Der öffentliche Raum einer Stadt ist für alle da. Und genau diese Mischung unterschiedlicher Nutzer ist erwünscht und trägt zu einem friedlichen Miteinander und einer lebenswerten Stadt bei. Das bestätigt auch Dirk Wurm, Ordnungsreferent der Stadt Augsburg, in unserem Interview für die Februarausgabe der Garten + Landschaft.

Doch nicht immer und überall gelingt diese wünschenswerte Theorie auch in der Praxis. So hat sich der Elias-Holl-Platz auf der Rückseite des Rathauses in der Augsburger Altstadt zum beliebten Jugendtreff entwickelt. Was den Ort einerseits belebt, trägt andererseits besonders bei Anwohnern zum Unmut bei: Sie beschweren sich über Gegröle und laute Musik bis in die Nacht hinein. Auch der Rathausplatz selbst hat sich gewandelt. Beschränkte sich das Leben auf dem Platz  früher vor allem auf die  gastronomischen Angebote der umgebenden Cafés, sitzen die Leute mittlerweile im Sommer auch auf dem sonnenwarmen Pflaster des Platzes und genießen dort ihr Feierabendbier. „So groß die Vorteile sind, dass es dort seit Kurzem einen City-Supermarkt gibt, bringt es auch Nachteile mit sich“, so Dirk Wurm. „Wir brauchen diese Nahversorgung in der Innenstadt, denn sie soll ja auch wohnortnah sein. Wir müssen dann aber auch mit den Herausforderungen umgehen können“.

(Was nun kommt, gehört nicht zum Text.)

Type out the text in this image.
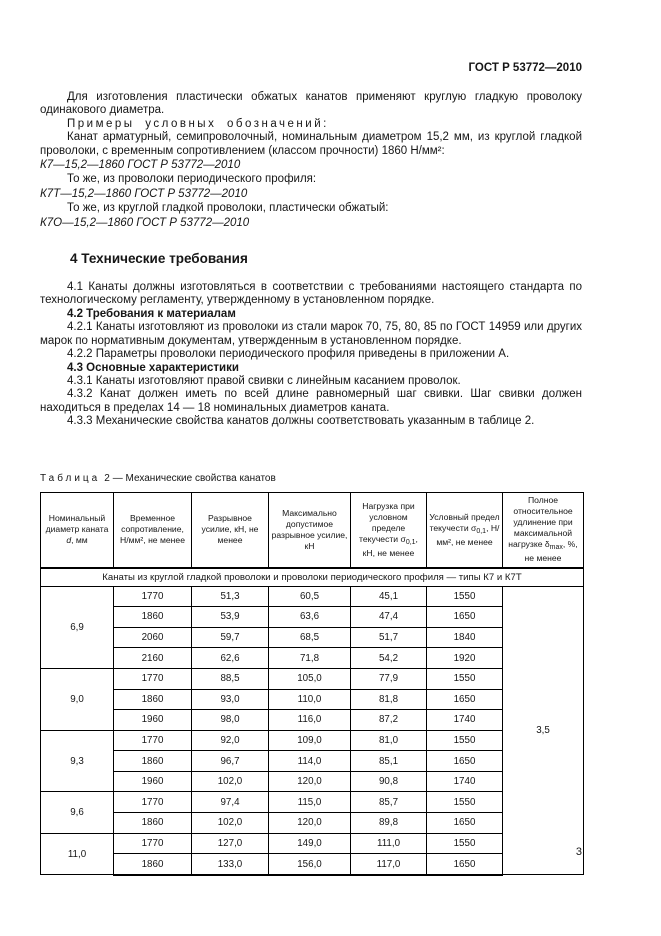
ГОСТ Р 53772—2010

Для изготовления пластически обжатых канатов применяют круглую гладкую проволоку одинакового диаметра.

Примеры условных обозначений:

Канат арматурный, семипроволочный, номинальным диаметром 15,2 мм, из круглой гладкой проволоки, с временным сопротивлением (классом прочности) 1860 Н/мм²:

К7—15,2—1860 ГОСТ Р 53772—2010

То же, из проволоки периодического профиля:

К7Т—15,2—1860 ГОСТ Р 53772—2010

То же, из круглой гладкой проволоки, пластически обжатый:

К7О—15,2—1860 ГОСТ Р 53772—2010

4 Технические требования

4.1 Канаты должны изготовляться в соответствии с требованиями настоящего стандарта по технологическому регламенту, утвержденному в установленном порядке.

4.2 Требования к материалам

4.2.1 Канаты изготовляют из проволоки из стали марок 70, 75, 80, 85 по ГОСТ 14959 или других марок по нормативным документам, утвержденным в установленном порядке.

4.2.2 Параметры проволоки периодического профиля приведены в приложении А.

4.3 Основные характеристики

4.3.1 Канаты изготовляют правой свивки с линейным касанием проволок.

4.3.2 Канат должен иметь по всей длине равномерный шаг свивки. Шаг свивки должен находиться в пределах 14 — 18 номинальных диаметров каната.

4.3.3 Механические свойства канатов должны соответствовать указанным в таблице 2.

Таблица 2 — Механические свойства канатов
Номинальный диаметр каната d, мм	Временное сопротивление, Н/мм², не менее	Разрывное усилие, кН, не менее	Максимально допустимое разрывное усилие, кН	Нагрузка при условном пределе текучести $\sigma_{0,1}$, кН, не менее	Условный предел текучести $\sigma_{0,1}$, Н/мм², не менее	Полное относительное удлинение при максимальной нагрузке $\delta_{max}$, %, не менее
Канаты из круглой гладкой проволоки и проволоки периодического профиля — типы К7 и К7Т						
6,9	1770	51,3	60,5	45,1	1550	3,5
	1860	53,9	63,6	47,4	1650	
	2060	59,7	68,5	51,7	1840	
	2160	62,6	71,8	54,2	1920	
9,0	1770	88,5	105,0	77,9	1550	
	1860	93,0	110,0	81,8	1650	
	1960	98,0	116,0	87,2	1740	
9,3	1770	92,0	109,0	81,0	1550	
	1860	96,7	114,0	85,1	1650	
	1960	102,0	120,0	90,8	1740	
9,6	1770	97,4	115,0	85,7	1550	
	1860	102,0	120,0	89,8	1650	
11,0	1770	127,0	149,0	111,0	1550	
	1860	133,0	156,0	117,0	1650	
3
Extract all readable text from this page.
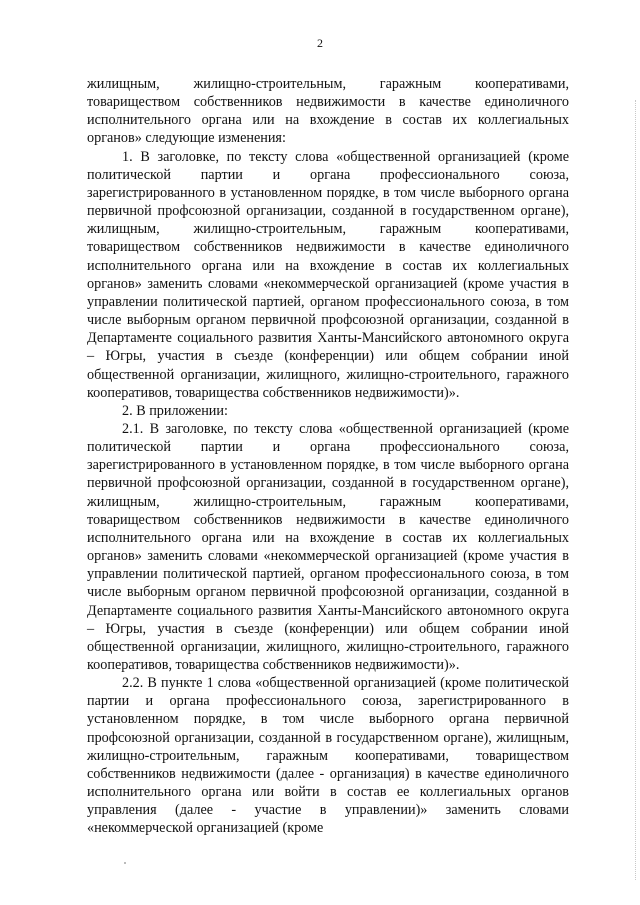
2

жилищным, жилищно-строительным, гаражным кооперативами, товариществом собственников недвижимости в качестве единоличного исполнительного органа или на вхождение в состав их коллегиальных органов» следующие изменения:

1. В заголовке, по тексту слова «общественной организацией (кроме политической партии и органа профессионального союза, зарегистрированного в установленном порядке, в том числе выборного органа первичной профсоюзной организации, созданной в государственном органе), жилищным, жилищно-строительным, гаражным кооперативами, товариществом собственников недвижимости в качестве единоличного исполнительного органа или на вхождение в состав их коллегиальных органов» заменить словами «некоммерческой организацией (кроме участия в управлении политической партией, органом профессионального союза, в том числе выборным органом первичной профсоюзной организации, созданной в Департаменте социального развития Ханты-Мансийского автономного округа – Югры, участия в съезде (конференции) или общем собрании иной общественной организации, жилищного, жилищно-строительного, гаражного кооперативов, товарищества собственников недвижимости)».

2. В приложении:

2.1. В заголовке, по тексту слова «общественной организацией (кроме политической партии и органа профессионального союза, зарегистрированного в установленном порядке, в том числе выборного органа первичной профсоюзной организации, созданной в государственном органе), жилищным, жилищно-строительным, гаражным кооперативами, товариществом собственников недвижимости в качестве единоличного исполнительного органа или на вхождение в состав их коллегиальных органов» заменить словами «некоммерческой организацией (кроме участия в управлении политической партией, органом профессионального союза, в том числе выборным органом первичной профсоюзной организации, созданной в Департаменте социального развития Ханты-Мансийского автономного округа – Югры, участия в съезде (конференции) или общем собрании иной общественной организации, жилищного, жилищно-строительного, гаражного кооперативов, товарищества собственников недвижимости)».

2.2. В пункте 1 слова «общественной организацией (кроме политической партии и органа профессионального союза, зарегистрированного в установленном порядке, в том числе выборного органа первичной профсоюзной организации, созданной в государственном органе), жилищным, жилищно-строительным, гаражным кооперативами, товариществом собственников недвижимости (далее - организация) в качестве единоличного исполнительного органа или войти в состав ее коллегиальных органов управления (далее - участие в управлении)» заменить словами «некоммерческой организацией (кроме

Kleine Maßnahmen um Herausforderungen zu begegnen

Dafür gibt es mehrere Wege, auf die das Augsburger Ordnungsreferat setzt: auf temporäre Angebote zum Beispiel, wie diesen Winter eine Eislaufbahn am Königsplatz. Oder bunte Sitzmöbel auf dem Elias-Holl-Platz während der Sommermonate. „Das sind“, so Dirk Wurm „kleine Maßnahmen, die einem Platz ein anderes Ansehen bei der Bevölkerung verleihen, und die ihn dadurch auch eher nutzt.“  Er habe in den vergangenen Jahren eines gelernt, so Wurm: „Wenn sich unterschiedliche Nutzergruppen zwar vielleicht nicht mischen, aber zumindest berühren, dann tolerieren und akzeptieren sie sich. Damit verringern sich auch die Konflikte.“

Kleines Büchlein mit Charme

Ein weiterer außergewöhnlicher Weg ist eine Broschüre, die das Ordnungsreferat auf den öffentlichen Plätzen und Parks der Stadt verteilt und das auch online verfügbar ist. „Bitte, Danke. Gebrauchsanweisung für Platz und Park“ heißt dieses kleine Büchlein, das auf verbindliche Verhaltensregeln im öffentlichen Raum hinweist. Mit einem gewissen Augenzwinkern und ungezwungen Ton gelingt es der Broschüre, wesentliche Regeln zu vermitteln, ohne dabei den Zeigefinger zu erheben.